We aim to develop the children’s ability to produce well structured, detailed writing in which the meaning is made clear and which engages the interest of the reader. Attention is paid throughout the school to the formal structures of English, grammatical detail, punctuation and spelling. Our approach to teaching writing covers the ‘transcription’ and ‘composition’ requirements of The National Curriculum (2014)
These strategies are embedded into the ‘Power of Reading’ programme developed by the Centre for Literacy in Primary Education (CLPE) and The Literacy Tree Planning Documents, whereby a range of different context writing tasks are based on a text. Both strategies allow children to have the opportunity to ‘explore high quality texts in depth, enhancing reading comprehension and providing meaningful contexts and purposes for writing’. We also recognize the importance in developing spoken language, therefore opportunities to develop spoken language skills are planned for within English lessons and across the wider curriculum. These include include: talk partners, storytelling, roleplay and debating within lesson. The teaching of this programme is flexible and class teachers apply their own creativity to cover the objectives stated in the National Curriculum.
Teachers model writing composition skills and the use of phonics and spelling strategies in shared writing sessions. Children have opportunities to write at length in regular ‘Big Write’ extended independent writing sessions; applying their taught skills to an unsupported piece of writing.
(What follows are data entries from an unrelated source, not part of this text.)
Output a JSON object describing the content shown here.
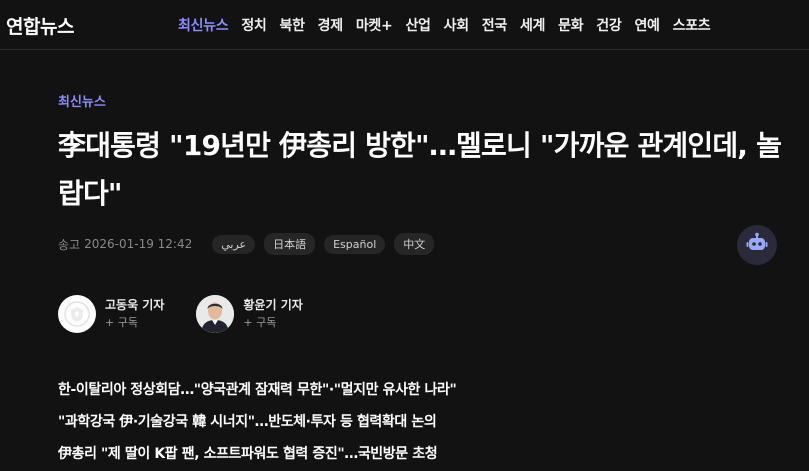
{
  "header": {
    "logo": "연합뉴스",
    "nav": [
      "최신뉴스",
      "정치",
      "북한",
      "경제",
      "마켓+",
      "산업",
      "사회",
      "전국",
      "세계",
      "문화",
      "건강",
      "연예",
      "스포츠"
    ],
    "active_nav": "최신뉴스",
    "accent_color": "#8c8cff"
  },
  "article": {
    "category": "최신뉴스",
    "headline": "李대통령 \"19년만 伊총리 방한\"…멜로니 \"가까운 관계인데, 놀랍다\"",
    "date_label": "송고",
    "date_value": "2026-01-19 12:42",
    "languages": [
      "عربي",
      "日本語",
      "Español",
      "中文"
    ],
    "bot_icon": "robot-icon",
    "reporters": [
      {
        "name": "고동욱 기자",
        "subscribe": "+ 구독",
        "avatar": "default-avatar-icon"
      },
      {
        "name": "황윤기 기자",
        "subscribe": "+ 구독",
        "avatar": "reporter-photo"
      }
    ],
    "summary": [
      "한-이탈리아 정상회담…\"양국관계 잠재력 무한\"·\"멀지만 유사한 나라\"",
      "\"과학강국 伊·기술강국 韓 시너지\"…반도체·투자 등 협력확대 논의",
      "伊총리 \"제 딸이 K팝 팬, 소프트파워도 협력 증진\"…국빈방문 초청"
    ]
  }
}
Discrete handwriting sessions are taught at least once a week, to help children develop fluent, clear and legible joined up writing (see Handwriting Policy for further details).
Grammar and Spelling
The teaching of Grammar and Spelling is in line with the requirements of The National Curriculum (2014). Grammar is timetabled to be taught discreetly for at least once a week. However, grammar skills are also embedded within Literacy lessons where appropriate.
In Early Years Foundation Stage and Year 1, our phonics teaching makes strong links between blending for reading, segmenting for spelling and handwriting. We encourage all of our pupils to apply their phonic knowledge when spelling. â¨
From Year 2 onwards, children are taught the age related spelling content using a published scheme ‘No- Nonsense Spelling’. This scheme of work provides us with a manageable tool for meeting the requirements of the 2014 National Curriculum, has a clear progression through blocks of teaching units across the year and supports our teachers with the teaching of spelling. (See Spelling Policy for further detail)
Our focus on teaching spelling embraces the knowledge of spelling conventions, patterns and rules. We also promote the learning of spellings, through the use of multi-sensory strategies, including combining the teaching of spelling and handwriting. Our teaching of spelling includes common exception words, high frequency words and topic words.